Practical Decision Framework
Synthesized from the video’s argument:
| Situation | Recommendation |
|---|---|
| New to Claude Code, exploring | Native plan mode + natural-language prompting. Add nothing. |
| Hitting a specific failure mode repeatedly | Write a short bespoke skill (a few paragraphs) for that failure |
| Need a domain-grounding so context isn’t re-spent | Pocock’s grill-me pattern or a custom domain-context.md |
| Codebase-specific patterns the agent keeps missing | Bespoke skill embedded in .claude/skills/ |
| Enterprise team, need governance | BMAD’s Party Mode or skills.sh-style centralized repo |
| Want to ship a polished MVP fast solo | Stay lightweight, follow the universal 5-step pattern manually |
| Heavy security focus | Lift specific patterns from Everything Claude Code without installing the whole thing |
Try It
- Audit your installed skills. Anything you haven’t invoked in 30 days is a maintenance liability — uninstall.
- Run your next project with zero skills installed. Use only Claude Code’s native plan mode + a clear prototype-first prompt. Notice where the agent specifically fails.
- Write your first bespoke skill only for one of those specific failure points — keep it under 10 lines of body text.
- Try Pocock’s
grill-mepattern before starting any new feature — get Claude to interview you about the domain so it doesn’t re-load context every session. - Adopt the universal 5-step manually: research / discuss → prototype-front-end-only → markdown plan with phases → build slice-by-slice → test (lint + build + smoke) → optional polish pass with a different model. No skill bundle required.
Related
- Anthropic Engineers’ Four Skill Rules — the opposite-but-compatible position (yes build skills, but composable + always update)
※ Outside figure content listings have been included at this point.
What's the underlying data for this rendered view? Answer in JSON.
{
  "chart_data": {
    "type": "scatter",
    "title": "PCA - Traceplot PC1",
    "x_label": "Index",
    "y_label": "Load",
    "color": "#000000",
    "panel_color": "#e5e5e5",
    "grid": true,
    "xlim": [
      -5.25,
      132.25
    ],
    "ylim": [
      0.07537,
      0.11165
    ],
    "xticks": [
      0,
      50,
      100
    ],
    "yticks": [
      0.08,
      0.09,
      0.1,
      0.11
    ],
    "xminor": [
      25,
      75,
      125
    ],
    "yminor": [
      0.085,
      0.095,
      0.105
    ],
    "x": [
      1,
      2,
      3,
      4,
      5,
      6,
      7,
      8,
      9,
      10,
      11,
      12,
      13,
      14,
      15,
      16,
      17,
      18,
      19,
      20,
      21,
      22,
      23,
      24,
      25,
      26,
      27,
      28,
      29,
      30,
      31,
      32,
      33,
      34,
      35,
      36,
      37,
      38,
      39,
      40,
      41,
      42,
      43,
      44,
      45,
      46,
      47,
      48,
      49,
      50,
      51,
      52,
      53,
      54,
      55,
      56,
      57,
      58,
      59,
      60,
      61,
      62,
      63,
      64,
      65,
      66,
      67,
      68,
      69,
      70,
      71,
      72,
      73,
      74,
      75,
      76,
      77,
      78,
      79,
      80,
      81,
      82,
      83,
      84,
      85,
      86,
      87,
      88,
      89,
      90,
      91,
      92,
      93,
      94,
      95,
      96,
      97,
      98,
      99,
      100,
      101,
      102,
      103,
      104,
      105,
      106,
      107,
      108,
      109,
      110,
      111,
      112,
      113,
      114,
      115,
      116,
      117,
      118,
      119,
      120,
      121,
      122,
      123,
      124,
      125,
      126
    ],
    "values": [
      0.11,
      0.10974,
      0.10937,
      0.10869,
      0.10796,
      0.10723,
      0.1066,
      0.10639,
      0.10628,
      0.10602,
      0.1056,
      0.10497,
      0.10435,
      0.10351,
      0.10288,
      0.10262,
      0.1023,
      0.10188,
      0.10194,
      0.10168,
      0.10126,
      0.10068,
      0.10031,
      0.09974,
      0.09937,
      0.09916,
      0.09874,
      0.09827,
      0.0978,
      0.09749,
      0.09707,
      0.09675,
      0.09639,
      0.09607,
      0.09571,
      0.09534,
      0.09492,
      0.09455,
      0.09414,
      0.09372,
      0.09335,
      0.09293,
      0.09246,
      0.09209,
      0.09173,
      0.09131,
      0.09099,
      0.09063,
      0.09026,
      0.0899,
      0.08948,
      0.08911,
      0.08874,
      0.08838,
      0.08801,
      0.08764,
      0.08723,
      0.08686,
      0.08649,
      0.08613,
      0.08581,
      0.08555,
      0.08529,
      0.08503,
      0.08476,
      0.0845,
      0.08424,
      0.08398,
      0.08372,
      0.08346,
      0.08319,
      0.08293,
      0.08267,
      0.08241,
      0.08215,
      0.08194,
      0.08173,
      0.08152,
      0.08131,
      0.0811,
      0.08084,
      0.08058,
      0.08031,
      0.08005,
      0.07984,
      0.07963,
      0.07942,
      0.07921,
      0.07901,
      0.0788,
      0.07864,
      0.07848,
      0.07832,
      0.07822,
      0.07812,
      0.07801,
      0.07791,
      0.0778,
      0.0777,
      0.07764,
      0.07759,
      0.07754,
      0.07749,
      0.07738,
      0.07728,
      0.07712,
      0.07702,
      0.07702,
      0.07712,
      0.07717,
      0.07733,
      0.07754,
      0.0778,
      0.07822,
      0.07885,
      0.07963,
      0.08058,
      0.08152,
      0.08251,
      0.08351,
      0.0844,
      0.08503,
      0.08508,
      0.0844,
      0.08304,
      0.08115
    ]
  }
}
- Skill Systems — Orchestrator + Child Pattern — what happens when you DO need to compose multiple skills
- Everything Claude Code — the maximalist counter to this contrarian thesis
- Garry Tan’s gstack — the opinionated 23-tool starter
- Matt Pocock’s Skills —
caveman,grill-me,diagnose— the patterns the reviewer specifically endorses - BMAD-METHOD — enterprise Party Mode
- GSD — 6-phase spec-driven loop
- OpenSpec — proposal/design/tasks spec primitives
- Superpowers — reviewer’s stated favorite of the libraries
- Agent Skills Overview — the formal spec of what skills actually are
- Six Best Claude Code Skills for Business — install-this-stack position
- Seven Skills That Run My Business — sister install-this-stack position
- Anthropic’s Official Best Practices for Claude Code — primary source on native plan mode + 8 context tools
Open Questions
- Vercel’s skills.sh maturity. The video name-drops skills.sh as the organizational primitive for skill management at team scale, but doesn’t show it. How well does it actually handle the rot/maintenance problem the reviewer flags?
- Empirical comparison missing. The thesis (“best is bespoke”) is asserted from experience, not benchmarked. Is there a measured comparison of bespoke-only vs starter-pack on real engineering tasks?
- When does an org cross the threshold from bespoke-skills to needing a real library? The video leaves this fuzzy — somewhere between solo dev and BMAD-level enterprise, there’s a transition point worth nailing down.